К коновязи были привязаны три лошади. В центре — вороной жеребец, скакун среднего качества, а по бокам — соловый и рыжий, оба намного хуже. Лодка мне теперь ни к чему. Старый рыбак вчера оказался в нужное время в нужном месте и стал богаче, потому что подобное произошло со мной сегодня. В переметной суме, прикрепленной к седлу вороного, был большой кусок копченого окорока и каравай хлеба. Я приторочил трофеи к седлу рыжего, а винтовку и сагайдак с колчаном — к седлу вороного. Соловая лошадь как бы трофей Фламандца.
Он выехал со двора на сером жеребце, дорогом иноходце, остановился, наблюдая за мной.
Когда я привязал повод рыжего к седлу вороного и сел на последнего, Фламандец спросил:
— Третьего оставил мне?
— Его хозяина убил ты, — ответил я.
— У меня к тебе предложение: если проводишь меня до Тура, получишь и третьего коня, — сказал он.
— Мне показалось, что ты кому-то очень сильно мешаешь. Рядом с тобой может случиться так, что мне и одной лошади будет много, — сказал я.
— Добавлю десять экю, — повысил Фламандец.
— Тридцать, — потребовал я.
Сошлись на двадцати пяти. Звали его Жаном Дайоном, сеньором дю Людом. Я подумал, что сеньоры в эту эпоху измельчали.

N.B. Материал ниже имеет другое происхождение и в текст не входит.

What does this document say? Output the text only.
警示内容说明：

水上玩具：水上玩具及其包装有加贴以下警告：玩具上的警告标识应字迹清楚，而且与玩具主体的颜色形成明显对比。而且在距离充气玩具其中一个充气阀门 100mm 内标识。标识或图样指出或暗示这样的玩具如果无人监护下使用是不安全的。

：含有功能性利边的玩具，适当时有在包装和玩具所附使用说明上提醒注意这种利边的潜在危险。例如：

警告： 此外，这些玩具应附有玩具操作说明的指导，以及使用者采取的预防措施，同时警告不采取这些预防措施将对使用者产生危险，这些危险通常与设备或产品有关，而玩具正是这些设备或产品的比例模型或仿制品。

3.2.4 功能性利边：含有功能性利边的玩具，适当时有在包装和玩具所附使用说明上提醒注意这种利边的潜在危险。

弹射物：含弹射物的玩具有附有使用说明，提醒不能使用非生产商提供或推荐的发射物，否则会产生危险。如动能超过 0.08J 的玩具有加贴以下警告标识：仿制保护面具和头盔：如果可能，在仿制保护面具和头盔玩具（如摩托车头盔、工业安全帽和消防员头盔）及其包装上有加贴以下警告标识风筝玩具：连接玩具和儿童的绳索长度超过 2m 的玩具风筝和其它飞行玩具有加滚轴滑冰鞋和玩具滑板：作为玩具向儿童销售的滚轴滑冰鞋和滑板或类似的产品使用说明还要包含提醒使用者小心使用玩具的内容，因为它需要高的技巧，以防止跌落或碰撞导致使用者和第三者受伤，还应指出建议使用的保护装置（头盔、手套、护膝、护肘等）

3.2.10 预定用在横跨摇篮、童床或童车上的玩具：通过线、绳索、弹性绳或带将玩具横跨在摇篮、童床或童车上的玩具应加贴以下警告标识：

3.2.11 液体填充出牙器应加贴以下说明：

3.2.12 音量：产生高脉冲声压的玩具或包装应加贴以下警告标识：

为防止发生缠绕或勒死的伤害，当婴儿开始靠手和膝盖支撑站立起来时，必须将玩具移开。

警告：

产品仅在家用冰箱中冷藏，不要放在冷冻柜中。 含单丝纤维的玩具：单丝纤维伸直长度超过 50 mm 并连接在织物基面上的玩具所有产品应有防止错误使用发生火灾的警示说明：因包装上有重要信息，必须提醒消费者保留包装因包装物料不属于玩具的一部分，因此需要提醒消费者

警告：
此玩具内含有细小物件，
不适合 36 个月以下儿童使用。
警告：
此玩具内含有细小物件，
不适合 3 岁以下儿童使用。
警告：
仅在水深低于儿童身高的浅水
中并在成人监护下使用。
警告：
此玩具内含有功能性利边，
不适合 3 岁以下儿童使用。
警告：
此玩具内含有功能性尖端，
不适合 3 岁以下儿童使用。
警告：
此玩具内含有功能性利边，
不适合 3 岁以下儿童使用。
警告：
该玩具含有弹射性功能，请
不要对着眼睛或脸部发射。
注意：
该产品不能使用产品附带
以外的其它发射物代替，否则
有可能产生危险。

— Мне кажется, нам надо поторопиться, — сказал он после того, как мы познакомились.
— Тебе виднее, — произнес я.
Называть его на «вы» у меня язык не поворачивался. Льстить ему мне ни к чему. Провожу до Тура — и разбежимся. Я отправлюсь в Ла-Рошель, попробую там найти применение своим талантам.
Мы поскакали по дороге. Вскоре пересекли вброд реку. Дальше дорога пошла между болот. Засаду на них не устроишь, поэтому я снял шлем, вытер большим темно-синим носовым платком мокрые от пота волосы.
— Откуда ты приехал? — поинтересовался Жан Дайон.